How to start self-directed investing in Canada
Part 2 of 7
This article is part of our New to investing series.
According to the 2024 CSA Investor Index, 45% of Canadian investors now have a self-directed account, and 30% of those accounts were opened in just the last two years. The shift is real. But most of those people started exactly where I did.
I grew up thinking investing was something you did once you were already rich. My parents were immigrants. Nobody in our house talked about stocks or portfolios. I didn’t learn about it in school either. For years, every dollar I earned went straight into a chequing account, and I thought that was the responsible thing to do.
One day a bank teller, someone I’d never met before, stopped and asked me why I left everything in chequing. I said, “Where else do I put it?” He told me: anywhere else. High interest savings, GICs, mutual funds, anything. That conversation sent me down a rabbit hole. I moved $5,000 into Tangerine’s low-cost mutual funds. A few months later I logged in and saw $5,520. I had to double-check whether I’d put in $5,000 or $5,500. It was $5,000. That $520 was just growth. I had never made “free money” before. That changed everything.
This isn’t financial advice. I’m sharing what worked for me, and your situation will be different. Platforms change their fees, account types evolve, and the landscape shifts fast. What’s true today might look different in a year. But if you’ve been meaning to start investing and keep putting it off because it feels complicated, here’s the walkthrough I wish I’d had.
Step 1: Choose a brokerage
A brokerage is where your investment account lives. Think of it like a bank, but for buying stocks and ETFs instead of just holding cash.

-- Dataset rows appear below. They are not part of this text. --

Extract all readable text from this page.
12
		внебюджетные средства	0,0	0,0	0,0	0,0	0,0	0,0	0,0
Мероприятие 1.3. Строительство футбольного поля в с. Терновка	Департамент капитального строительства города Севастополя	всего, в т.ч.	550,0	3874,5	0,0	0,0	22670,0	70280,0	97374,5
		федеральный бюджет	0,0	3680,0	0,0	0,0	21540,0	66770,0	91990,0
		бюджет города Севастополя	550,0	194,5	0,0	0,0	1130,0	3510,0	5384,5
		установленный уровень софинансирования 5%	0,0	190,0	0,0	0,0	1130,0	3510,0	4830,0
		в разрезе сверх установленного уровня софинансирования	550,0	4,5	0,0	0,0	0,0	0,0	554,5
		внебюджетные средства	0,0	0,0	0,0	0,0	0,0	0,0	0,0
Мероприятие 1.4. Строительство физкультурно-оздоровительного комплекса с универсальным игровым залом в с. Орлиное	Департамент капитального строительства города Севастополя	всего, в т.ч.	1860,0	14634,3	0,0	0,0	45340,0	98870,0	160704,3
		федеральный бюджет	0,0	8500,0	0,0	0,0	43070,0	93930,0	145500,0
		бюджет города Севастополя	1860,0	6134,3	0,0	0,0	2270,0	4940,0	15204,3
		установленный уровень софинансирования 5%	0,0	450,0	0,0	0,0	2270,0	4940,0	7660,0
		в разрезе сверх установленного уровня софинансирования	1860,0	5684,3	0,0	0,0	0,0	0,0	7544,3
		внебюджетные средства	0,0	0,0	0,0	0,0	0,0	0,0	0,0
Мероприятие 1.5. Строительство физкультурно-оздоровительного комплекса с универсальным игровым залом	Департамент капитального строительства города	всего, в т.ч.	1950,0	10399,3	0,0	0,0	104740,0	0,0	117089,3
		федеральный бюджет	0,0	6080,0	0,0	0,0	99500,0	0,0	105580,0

Most of the big Canadian banks have their own brokerage arms (TD Direct Investing, RBC Direct Investing, BMO InvestorLine, etc.). There are also independent online brokerages like Questrade and Wealthsimple that tend to have lower fees and more modern apps. I compared the main platforms here, and if you’re deciding between the two most popular online options, here’s a closer look at Wealthsimple vs Questrade.
Key things to look for:
- Commission-free ETF purchases. Many brokerages now let you buy ETFs without paying a trading fee. This matters if you’re investing small amounts regularly.
- Account types. Make sure they offer TFSA, RRSP, and non-registered accounts.
- No annual fees (or low minimums to waive them).
- An app you’ll actually use. If the interface feels clunky, you’re less likely to stay engaged.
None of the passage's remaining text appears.